A slowdown in agricultural activity, tighter credit conditions, a mid-year spike in inflation and political uncertainty on the back of two disputed elections have contributed to a mixed year for Kenya, with the country scaling down internal growth forecasts.
GDP growth was expected to reach 5% in 2017, down from 5.8% in 2016, but still well above the sub-Saharan average of 2.7%, according to the IMF.
However, proposed credit changes and the Supreme Court’s decision to uphold the results of October’s presidential election point to a more positive outlook for 2018.
Severe weather conditions affect agriculture
A period of drought, followed by flooding, impacted agricultural production and earnings in key segments of the largest economic sector.
Drought was a major factor affecting green tea leaf production, which declined by 12.4% year-on-year (y-o-y) in the first nine months of the year, according to the Agriculture and Food Authority. Yearly yields are expected to total 420m kg, down from the 473m kg recorded in 2016.
Sugar production fell by 29.5% y-o-y, while coffee sales on the Nairobi Coffee Exchange were down 20.1%, as adverse weather conditions affected crop harvests.
As the drought eased in the fourth quarter, heavy rainfall in some parts of the country led to flooding, further hindering the harvest and transport of crops in key areas.
Maize growers in the west were among the hardest hit, with many unable to dry grains ahead of processing. These production losses led to an increase in crop prices, feeding into inflation.
Agriculture is of vital importance in Kenya, meaning that any downturn has a significant impact on the broader economy; the sector employed around 75% of the workforce during the 2015/16 season and accounts for 30% of GDP.
Inflation steadying amid increase in agricultural output
Fluctuations in agricultural activity contributed to an increase in the cost of living, with inflation rising to 11.7% in May 2017.

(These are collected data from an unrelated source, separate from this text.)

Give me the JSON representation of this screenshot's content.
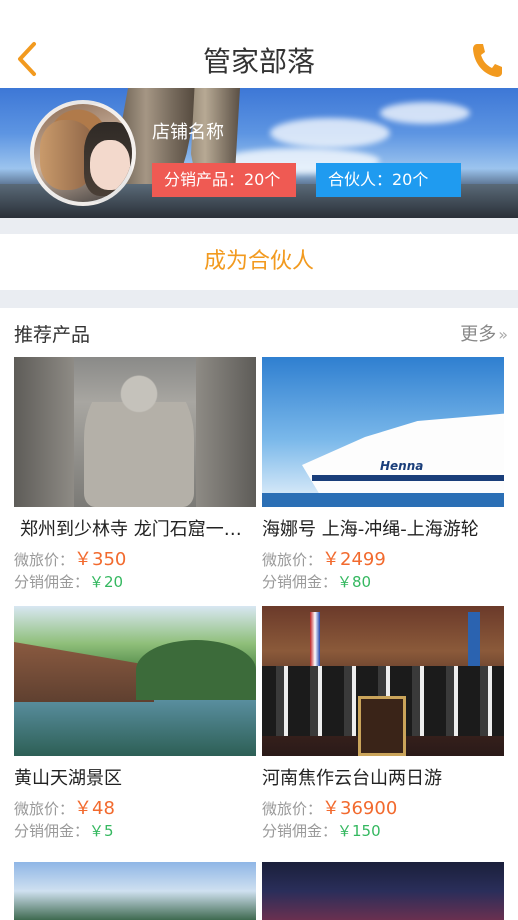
{
  "header": {
    "title": "管家部落",
    "back_icon": "chevron-left-icon",
    "phone_icon": "phone-icon",
    "accent_color": "#f29a1f"
  },
  "banner": {
    "shop_name": "店铺名称",
    "products_badge": "分销产品：20个",
    "partners_badge": "合伙人：20个"
  },
  "cta": {
    "label": "成为合伙人"
  },
  "section": {
    "title": "推荐产品",
    "more": "更多"
  },
  "labels": {
    "price": "微旅价：",
    "commission": "分销佣金："
  },
  "products": [
    {
      "name": "郑州到少林寺 龙门石窟一日游",
      "price": "￥350",
      "commission": "￥20",
      "image": "longmen-buddha"
    },
    {
      "name": "海娜号 上海-冲绳-上海游轮",
      "price": "￥2499",
      "commission": "￥80",
      "image": "cruise-ship-henna"
    },
    {
      "name": "黄山天湖景区",
      "price": "￥48",
      "commission": "￥5",
      "image": "lake-landscape"
    },
    {
      "name": "河南焦作云台山两日游",
      "price": "￥36900",
      "commission": "￥150",
      "image": "conference-group"
    }
  ],
  "ship_text": "Henna"
}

While this placed a strain on businesses and consumers, more favourable weather conditions and an agricultural rebound led to a decline in inflation in the second half of the year. Indeed, inflation dropped to as low as 4.7% in November, and the Central Bank of Kenya (CBK) has forecast rates of around 5% in 2018.
Large-scale projects spur economic growth
With the performance of agriculture affected by extreme weather events, growth in 2017 was largely supported by expansion in other key sectors.

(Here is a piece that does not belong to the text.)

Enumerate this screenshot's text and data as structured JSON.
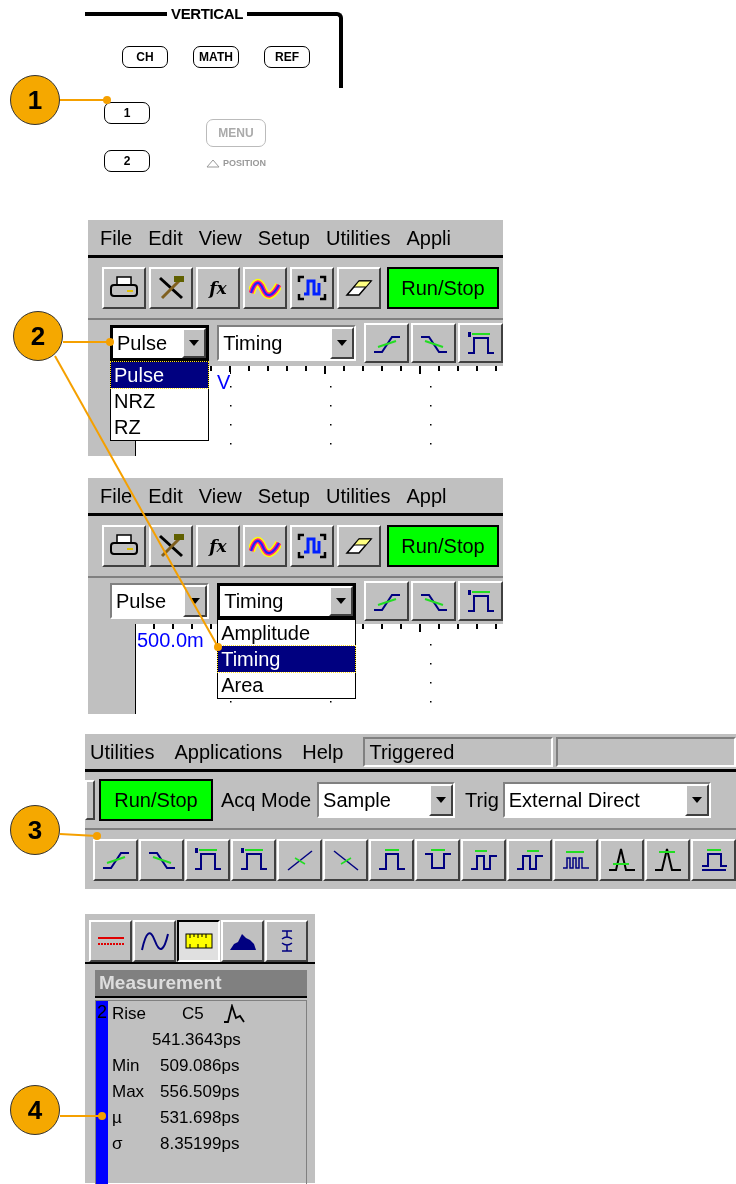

On the back of a number of a number of large-scale public works projects and increased private investment, the construction sector grew by 7.9% in the first half of 2017. This rate was similar to that seen in mining and quarrying, which expanded by 7.8%, while the transport and storage, and manufacturing sectors grew by 4.9% and 2.5%, respectively.

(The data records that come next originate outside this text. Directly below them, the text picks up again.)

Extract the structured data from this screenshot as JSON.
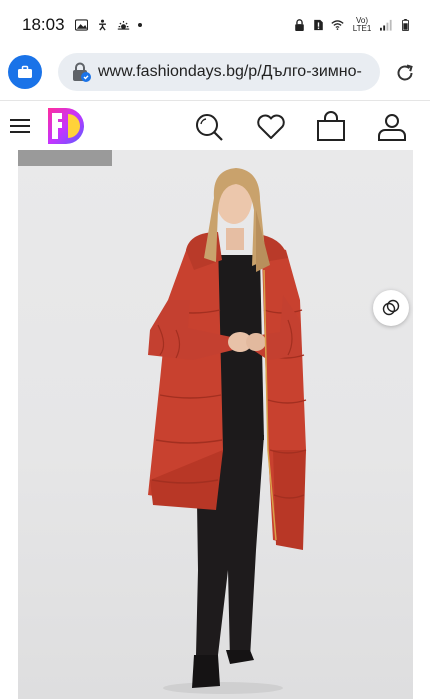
{
  "status_bar": {
    "time": "18:03",
    "network": "Vo) LTE1"
  },
  "browser": {
    "url": "www.fashiondays.bg/p/Дълго-зимно-"
  },
  "site": {
    "brand": "fashiondays",
    "icons": [
      "menu-icon",
      "search-icon",
      "heart-icon",
      "bag-icon",
      "account-icon"
    ]
  },
  "product": {
    "image_alt": "model wearing long red quilted puffer coat",
    "coat_color": "#c8412f"
  }
}
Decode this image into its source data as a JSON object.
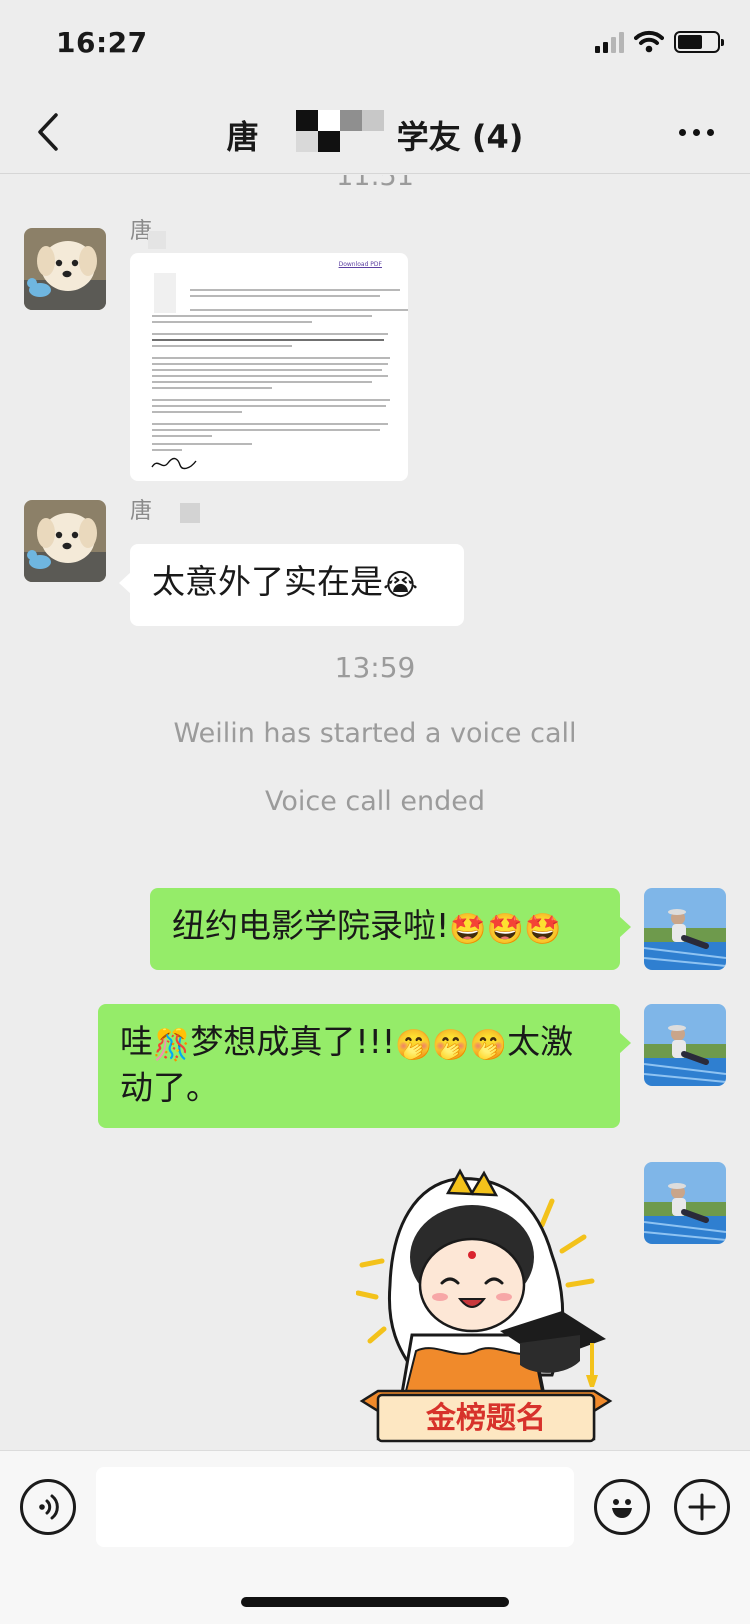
{
  "status_bar": {
    "time": "16:27",
    "wifi_icon": "wifi-icon",
    "signal_icon": "cellular-signal-icon",
    "battery_icon": "battery-icon"
  },
  "nav": {
    "back_icon": "chevron-left-icon",
    "title_prefix": "唐",
    "title_suffix": "学友 (4)",
    "more_icon": "more-dots-icon"
  },
  "chat": {
    "top_time_partial": "11:51",
    "messages": [
      {
        "side": "left",
        "sender": "唐",
        "type": "document-image",
        "doc": {
          "link": "Download PDF"
        }
      },
      {
        "side": "left",
        "sender": "唐",
        "type": "text",
        "text": "太意外了实在是",
        "emoji": "😭"
      },
      {
        "side": "right",
        "type": "text",
        "text": "纽约电影学院录啦!",
        "emoji": "🤩🤩🤩"
      },
      {
        "side": "right",
        "type": "text",
        "text_a": "哇",
        "emoji_a": "🎊",
        "text_b": "梦想成真了!!!",
        "emoji_b": "🤭🤭🤭",
        "text_c": "太激动了。"
      },
      {
        "side": "right",
        "type": "sticker",
        "sticker_text": "金榜题名"
      }
    ],
    "system": {
      "time": "13:59",
      "voice_call_started": "Weilin has started a voice call",
      "voice_call_ended": "Voice call ended"
    }
  },
  "input_bar": {
    "voice_icon": "voice-input-icon",
    "emoji_icon": "emoji-icon",
    "plus_icon": "plus-icon",
    "placeholder": ""
  },
  "colors": {
    "background": "#ededed",
    "bubble_out": "#95ec69",
    "bubble_in": "#ffffff"
  }
}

Political uncertainty impacts economic forecasts
The economic challenges came amid an extended period of political uncertainty, with the re-running of the country’s presidential election seen as a key factor weighing on the broader economy.
Electoral irregularities meant that the results of Kenya’s August 8 presidential election were annulled, driving the country to the polls again on October 26.
The cost of staging successive elections was a factor behind the country’s struggle to meet budgetary targets, and led the government to amend its budget in September to include a series of austerity measures. The Treasury revised its 2017/18 budget deficit projection from 6.8% of GDP to 8.1%.
The concerns over debt led international ratings agency Moody’s to forecast debt-to-GDP levels would rise to 60% by June 2018, up from current levels of 56.4%, and in November it flagged a possible downgrade of Kenya’s credit rating, citing rising debt, and political and investor uncertainty.
Growth forecasts have similarly been affected. In early November Henry Rotich, the minister of finance, revised Kenya’s year-end GDP growth outlook from 5.5% to 5%. However, in a positive sign, the economy is expected to expand by 6% this year and 7% in the medium term.
Relaxing credit restrictions to drive growth
In a further boost for the country’s economic outlook, Patrick Njoroge, the governor of the CBK, has proposed easing credit restrictions on private banks, an issue seen as having limited private sector access to credit.
Introduced in September 2016, the reforms capped commercial lending rates at four percentage points above the central bank rate of 10%, while also imposing a minimum deposit rate of 70%.
The measures have been cited by industry officials as having a significant impact on lending; many of Kenya’s main banks recorded a fall in earnings in the first three quarters of the year and an increase in non-performing loans.
The proposed easing of credit restrictions, along with a more stable political climate, could encourage Kenyan banks to increase rates of lending in the new year, subsequently providing local business with more finance to stimulate growth in the economy.